Consider the linear system
$\dfrac{dx}{dt} = 2x$
$\dfrac{dy}{dt} = 3x + y$
The eigenvalues are $\lambda_1 = 1$ and $\lambda_2 = 2$
The eigenvectors are $\vec{V_1} = \left[\begin{array}{c}
0\\
1\end{array}\right]$ and $\vec{V_2} = \left[\begin{array}{c}
1\\
3\end{array}\right]$
So this system has a source at the origin. I understand all that. But how do I know what the solutions inbetween the eigenvectors will look like?
The general solution is of the form
$y(t) = k_1e^{-t}\left[\begin{array}{c}
0\\
1\end{array}\right] + k_2e^{-2t}\left[\begin{array}{c}
1\\
3\end{array}\right]$.
So it seems to me that in the long term, solutions should look like whichever of the sumands in the general solution is dominant. Since the second sumand has a factor of $e^{-2t}$, which goes to zero much faster than $e^{-t}$, I would think thast in the long term, all solutions should look like $\vec{V_1}$. But, the displayed phase portrait in my textbook shows the exact opposite, that all solutions in the long term looke like $\vec{V_2}$. Why is this?
Best Answer
This is what the vector field looks like in between the eigenvectors. Red dot is the origin.
The eigenvalues are positive, so your solution cannot have decay like that for any initial value (see note) aside from $(0,0)$ which is an equilibrium point. The correct solution should be:
$y(t) = k_1e^{t}\left[\begin{array}{c} 0\\ 1\end{array}\right] + k_2e^{2t}\left[\begin{array}{c} 1\\ 3\end{array}\right]$.
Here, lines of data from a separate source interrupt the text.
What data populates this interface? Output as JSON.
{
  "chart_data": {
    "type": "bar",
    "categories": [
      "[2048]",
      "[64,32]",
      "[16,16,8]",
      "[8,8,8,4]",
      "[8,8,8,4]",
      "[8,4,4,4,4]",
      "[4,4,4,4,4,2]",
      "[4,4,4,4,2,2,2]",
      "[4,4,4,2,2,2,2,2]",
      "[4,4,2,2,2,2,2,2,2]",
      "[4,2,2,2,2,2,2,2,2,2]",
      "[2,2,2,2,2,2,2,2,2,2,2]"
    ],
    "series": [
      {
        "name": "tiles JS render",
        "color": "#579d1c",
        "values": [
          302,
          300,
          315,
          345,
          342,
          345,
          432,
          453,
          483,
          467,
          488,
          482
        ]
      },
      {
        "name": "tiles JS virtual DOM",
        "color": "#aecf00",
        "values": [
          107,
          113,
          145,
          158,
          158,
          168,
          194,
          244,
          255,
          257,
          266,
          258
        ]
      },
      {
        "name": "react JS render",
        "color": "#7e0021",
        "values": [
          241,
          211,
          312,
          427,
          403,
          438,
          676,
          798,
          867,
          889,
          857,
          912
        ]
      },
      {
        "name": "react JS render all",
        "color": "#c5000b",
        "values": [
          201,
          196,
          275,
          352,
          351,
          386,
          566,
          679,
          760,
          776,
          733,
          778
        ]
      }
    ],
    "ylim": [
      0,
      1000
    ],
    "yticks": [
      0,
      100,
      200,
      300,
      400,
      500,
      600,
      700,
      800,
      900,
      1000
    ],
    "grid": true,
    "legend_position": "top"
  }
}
And as you have already indicated, there is a source. Source causes vector field to expand in all directions.
So in the long run the solution would look like the part of the solution with the $\exp(2t)$ term. This explains the slight "spin" of the vector field as shown above. There is such a "spin" effect because the vector field is growing fastest along the eigenvector with the largest exponential term. That is sometimes called the "fast solution" of your system.
Note: In general, given a system of differential equation:
$\dot x(t) = Ax(t)$, $x(0) = x_o$, $A$ has distinct eigenvalues
Then the solution to this equation is given as:
$x(t) = \sum\limits_{i=1}^n c_ie^{\lambda_it}v_i$
where $c_i$ are the coefficient corresponding to initial condition $x(0)$, $v_i$ is the $i$th eigenvector, and $\lambda_i$ is the $i$th eigenvalue.